# Syncing two Kindles?



## Cousin_Orville (Jul 20, 2009)

My wife and I just purchased two Kindles.  If we are reading the same purchased book but are on two different pages.  Is that going to cause a syncing problem?


----------



## Meemo (Oct 27, 2008)

Shouldn't be a problem unless you tell it to sync.  It won't automatically sync - it will ask you if you want to.


----------



## Cousin_Orville (Jul 20, 2009)

Otherwise, we can each download the same book?  We don't have to purchase it twice?


----------



## marianneg (Nov 4, 2008)

Cousin_Orville said:


> Otherwise, we can each download the same book? We don't have to purchase it twice?


That's right.


----------



## Ann in Arlington (Oct 27, 2008)

I'd suggest turning off the syncing feature. . . .there's a link near the bottom of the Manage Your Kindle page that says something about Whispersync.


----------



## Meemo (Oct 27, 2008)

Cousin_Orville said:


> Otherwise, we can each download the same book?

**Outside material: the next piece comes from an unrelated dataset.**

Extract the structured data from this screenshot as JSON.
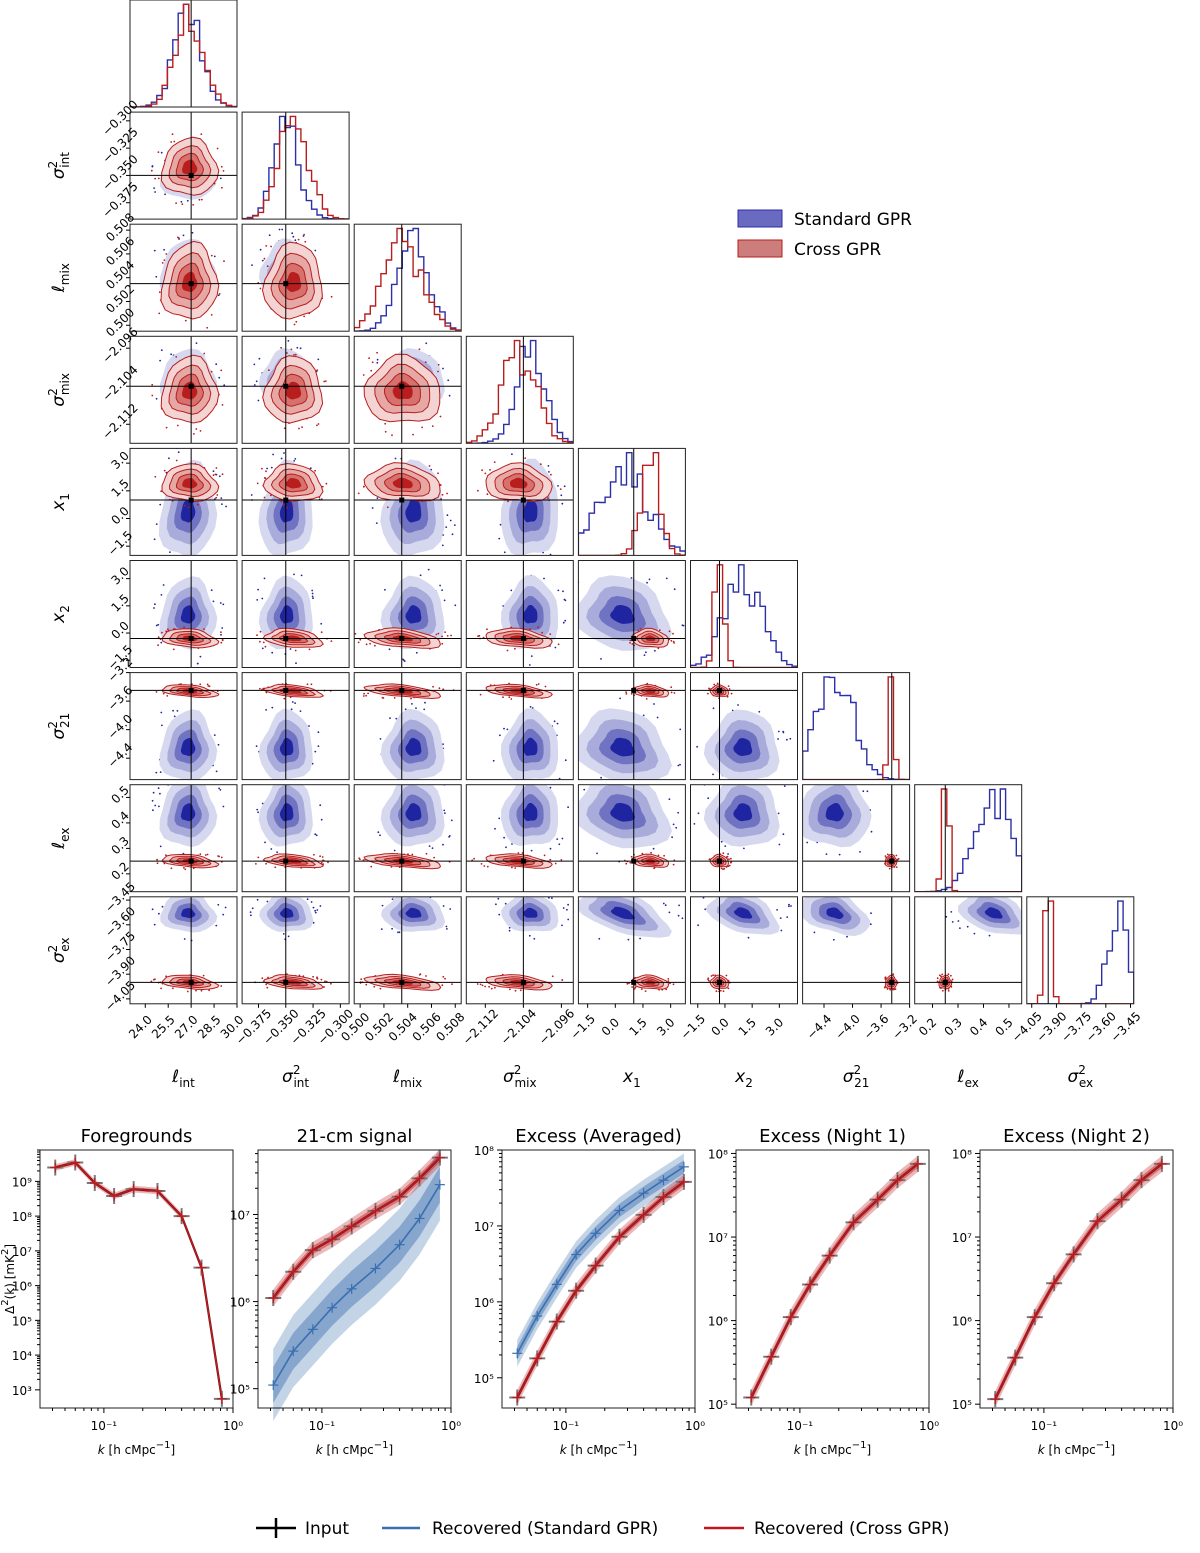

We don't have to purchase it twice?


Yep, as long as both Kindles are registered to the same Amazon account.


----------



## kevindorsey (Mar 4, 2009)

Up to 7 downloads are allowed I believe.


----------



## Ann in Arlington (Oct 27, 2008)

Actually, Amazon says 6 (and some publishers limit it to less than) that, but two definitely shouldn't be a problem.


----------